Lewis Gobern

Personal information
- Full name: Lewis Thomas Gobern
- Date of birth: 28 January 1985 (age 41)
- Place of birth: Birmingham, England
- Position: Winger

Youth career
- Wolverhampton Wanderers

Senior career*
- Years: Team / Apps / (Gls)
- 2004–2009: Wolverhampton Wanderers / 13 / (2)
- 2004: → Hartlepool United (loan) / 1 / (0)
- 2005–2006: → Blackpool (loan) / 8 / (1)
- 2006: → Bury (loan) / 7 / (1)
- 2009: → Colchester United (loan) / 12 / (0)
- 2009–2010: Milton Keynes Dons / 19 / (0)
- 2010–2011: Grimsby Town / 9 / (0)
- 2011: Notts County / 4 / (0)
- Total:  / 73 / (4)

International career
- 2000: England U16 / 1
- 2002-2003: England U18 / 3
- 2003: England U19 / 1

= Lewis Gobern =

English footballer

Lewis Thomas Gobern (born 28 January 1985) is an English former professional footballer who played as a winger between 2004 and 2011.

He played for Wolverhampton Wanderers, Hartlepool United, Blackpool, Bury, Colchester United, Milton Keynes Dons, Grimsby Town and Notts County.

==Career==

===Wolverhampton Wanderers===
Gobern, born in Birmingham, is a product of Wolves' youth academy. He gained his first professional experience on loan at Hartlepool United during the 2004–05 season, where he made his senior debut on 2 November 2004 in a 1–0 win over Carlisle United in the Football League Trophy. He later had spells on loan at Blackpool and Bury, respectively, during the 2005–06 season.

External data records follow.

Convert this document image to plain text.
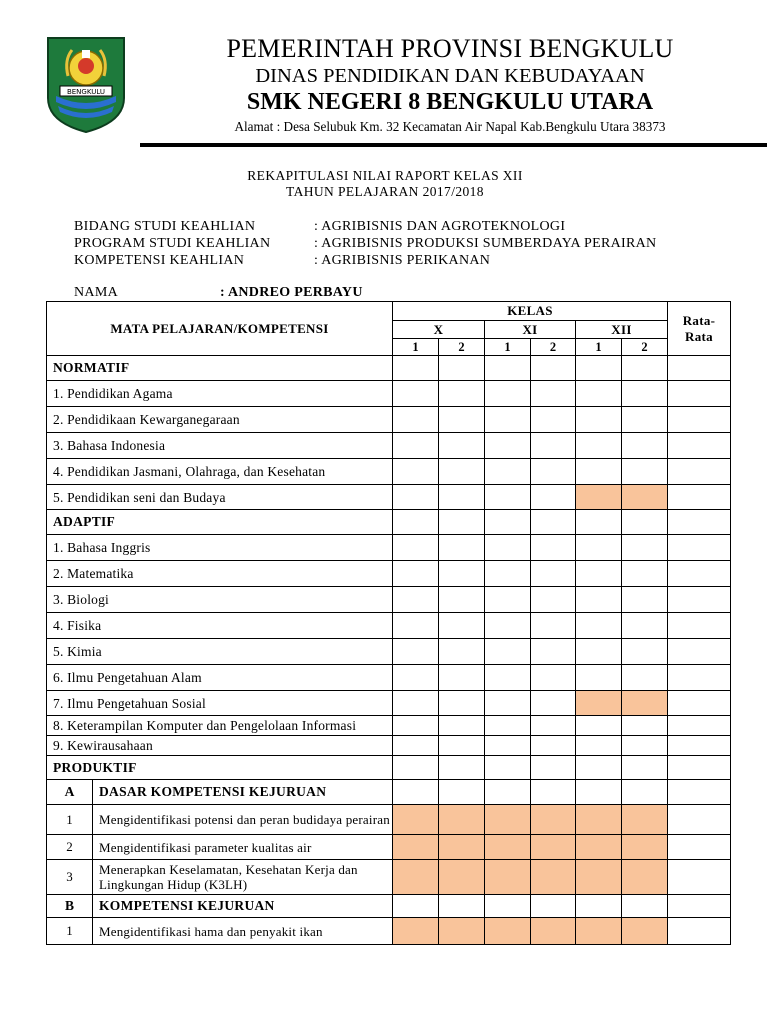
BENGKULU
PEMERINTAH PROVINSI BENGKULU
DINAS PENDIDIKAN DAN KEBUDAYAAN
SMK NEGERI 8 BENGKULU UTARA
Alamat : Desa Selubuk Km. 32 Kecamatan Air Napal Kab.Bengkulu Utara 38373
REKAPITULASI NILAI RAPORT KELAS XII
TAHUN PELAJARAN 2017/2018
BIDANG STUDI KEAHLIAN	: AGRIBISNIS DAN AGROTEKNOLOGI
PROGRAM STUDI KEAHLIAN	: AGRIBISNIS PRODUKSI SUMBERDAYA PERAIRAN
KOMPETENSI KEAHLIAN	: AGRIBISNIS PERIKANAN
NAMA	: ANDREO PERBAYU
MATA PELAJARAN/KOMPETENSI		KELAS						Rata-
Rata
		X		XI		XII		
		1	2	1	2	1	2	
NORMATIF								
1. Pendidikan Agama								
2. Pendidikaan Kewarganegaraan								
3. Bahasa Indonesia								
4. Pendidikan Jasmani, Olahraga, dan Kesehatan								
5. Pendidikan seni dan Budaya								
ADAPTIF								
1. Bahasa Inggris								
2. Matematika								
3. Biologi								
4. Fisika								
5. Kimia								
6. Ilmu Pengetahuan Alam								
7. Ilmu Pengetahuan Sosial								
8. Keterampilan Komputer dan Pengelolaan Informasi								
9. Kewirausahaan								
PRODUKTIF								
A	DASAR KOMPETENSI KEJURUAN							
1	Mengidentifikasi potensi dan peran budidaya perairan							
2	Mengidentifikasi parameter kualitas air							
3	Menerapkan Keselamatan, Kesehatan Kerja dan Lingkungan Hidup (K3LH)							
B	KOMPETENSI KEJURUAN							
1	Mengidentifikasi hama dan penyakit ikan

He made his Wolves debut on 5 November 2005, coming on as a substitute in a 2–0 win against Norwich City. However, he was not used again by Glenn Hoddle and only appeared again nine months later, as a substitute in a 1–1 draw at Plymouth Argyle, the first game of Mick McCarthy's reign. He progressed to being a first-team starter over Autumn 2006, and marked these appearances with two goals in successive games, against Crystal Palace and Leicester City.

However, his debut season was cut short by two separate hamstring injuries that kept him out of action after Christmas. He signed a new two-year contract in June 2007, but spent the whole of the 2007–08 season on the sidelines after suffering a knee injury in training.

He returned to reserve team football in August 2008 and, in January 2009, joined Colchester United on a month's loan. He returned to his parent club at the conclusion of the season but was not offered a new contract and was released.

===Milton Keynes Dons===
Following his release from Wolves, he signed a one-year contract with a one-year option with League One side Milton Keynes Dons. This reunited him with his former Wolves teammate Paul Ince who had since gone into management. Gobern made 26 appearances for the Dons during the season, but departed at its conclusion after Ince resigned.

===Grimsby Town===
On 1 June 2010 it was announced that Gobern had joined Conference National newcomers Grimsby Town on a one-year deal. Gobern made his debut for The Mariners on 24 August 2010 in a 1–0 away victory over Darlington.

Gobern struggled to find his feet in Grimsby and fell out of contention in the squad where he was often looked over in preference of Michael Coulson. On 26 November 2010 Gobern was involved in a training ground bust-up with Lee Ridley in which he suffered a broken nose. On 7 January 2011 his contract canceled by mutual consent.

===Notts County===
Gobern found another club days later when he was again signed by Paul Ince, now in charge of League One Notts County. This deal expired at the end of the season and he was released after making just four appearances for the Magpies.

==Personal life==
Gobern is the brother of fellow professional footballer Oscar Gobern.